The Miami Herald
Tue, Mar. 02, 2004
 
Fox's popularity on the decline

The economy and a high-profile first lady contribute to Mexicans' growing dissatisfaction with the job their president is doing, a poll indicates.

BY E. EDUARDO CASTILLO
Associated Press

MEXICO CITY - Concerns about the economy and his failure to pass promised reforms have led to a drop in President Vicente Fox's popularity, according to newspaper polls published Monday.

Fox owes his troubles in part to the high profile of first lady Marta Sahagún de Fox, who has consistently toyed with the idea of running for her husband's seat in 2006, Mexican novelist and cultural expert Carlos Fuentes wrote Monday.

The surveys, which appeared in the daily newspapers Reforma and El Universal, show that 55 percent of Mexicans approve of the job Fox is doing, 3 percentage points less than at the end of 2003.

In the Reforma poll, respondents gave Fox a rating of 6.3 on a scale of 0 to 10, and in the El Universal survey, 6.4 on a scale of 1 to 10.

The poll also showed that 25 percent of Mexicans believe the economy has worsened in the past year, while 19 percent believe it has improved.

Meanwhile, 55 percent of respondents believe Fox has governed the country honestly, while 18 percent believe the opposite.

Fox's approval rating is the second-lowest in a series of 13 polls Reforma has conducted every three months since Fox took office in December 2000, the newspaper noted.

His lowest rating of 47 percent came in February 2002.

The Reforma poll was based on personal interviews with 1,510 adults from Feb. 14-16, and has a margin of error of plus or minus 2.5 percentage points.
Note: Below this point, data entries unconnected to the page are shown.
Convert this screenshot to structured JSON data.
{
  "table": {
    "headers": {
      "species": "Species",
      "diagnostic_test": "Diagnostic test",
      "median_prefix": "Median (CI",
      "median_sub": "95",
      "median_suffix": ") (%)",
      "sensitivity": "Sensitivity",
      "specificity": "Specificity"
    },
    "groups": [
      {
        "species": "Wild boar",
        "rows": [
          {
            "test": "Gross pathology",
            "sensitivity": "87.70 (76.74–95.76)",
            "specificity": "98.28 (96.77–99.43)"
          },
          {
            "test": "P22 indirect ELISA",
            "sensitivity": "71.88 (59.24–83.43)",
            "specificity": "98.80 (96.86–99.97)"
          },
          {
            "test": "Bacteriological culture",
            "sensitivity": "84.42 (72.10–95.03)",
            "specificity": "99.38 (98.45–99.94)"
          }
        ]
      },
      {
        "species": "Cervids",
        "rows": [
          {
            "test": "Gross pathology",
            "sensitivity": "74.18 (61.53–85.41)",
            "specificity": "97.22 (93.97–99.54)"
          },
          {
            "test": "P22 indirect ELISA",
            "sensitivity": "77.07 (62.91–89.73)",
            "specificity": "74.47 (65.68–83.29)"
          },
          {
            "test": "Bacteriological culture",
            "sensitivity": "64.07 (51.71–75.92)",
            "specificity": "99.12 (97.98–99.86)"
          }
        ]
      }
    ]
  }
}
In the El Universal poll, 53 percent of respondents said they believed that Mexico's problems have exceeded Fox's capabilities, while 26 percent believe he has everything under control.

The El Universal poll was based on personal interviews with 1,000 adults from Feb. 19-24 and has a margin of error of plus or minus 3.1 percentage points.

With his election in July 2000, Fox became the first candidate in 71 years to unseat the Institutional Revolutionary Party.

Initially buoyed by voters' expectations for change, the president has slipped gradually after failing to pass promised fiscal and labor reforms and as problems with the United States' economy have trickled southward.

An additional factor contributing to the people's doubts is Sahagún, Fuentes insisted in an article published Monday in the Reforma newspaper.

Sahagún's refusal to rule out running for president may lead some to believe that Fox is trying to use his wife to skirt a constitutional prohibition against his own reelection to a second six-year term, Fuentes said.

''Marta Sahagún de Fox . . . could run for a senator's seat, governorship or mayorship,'' Fuentes wrote.

``What the country probably wouldn't stand for is an attempt to prolong the same presidency.

''The simple fact of trying -- because I don't think she would achieve it -- hurts Mexico's president; it makes him a suspect'' of trying to extend his own rule, Fuentes wrote.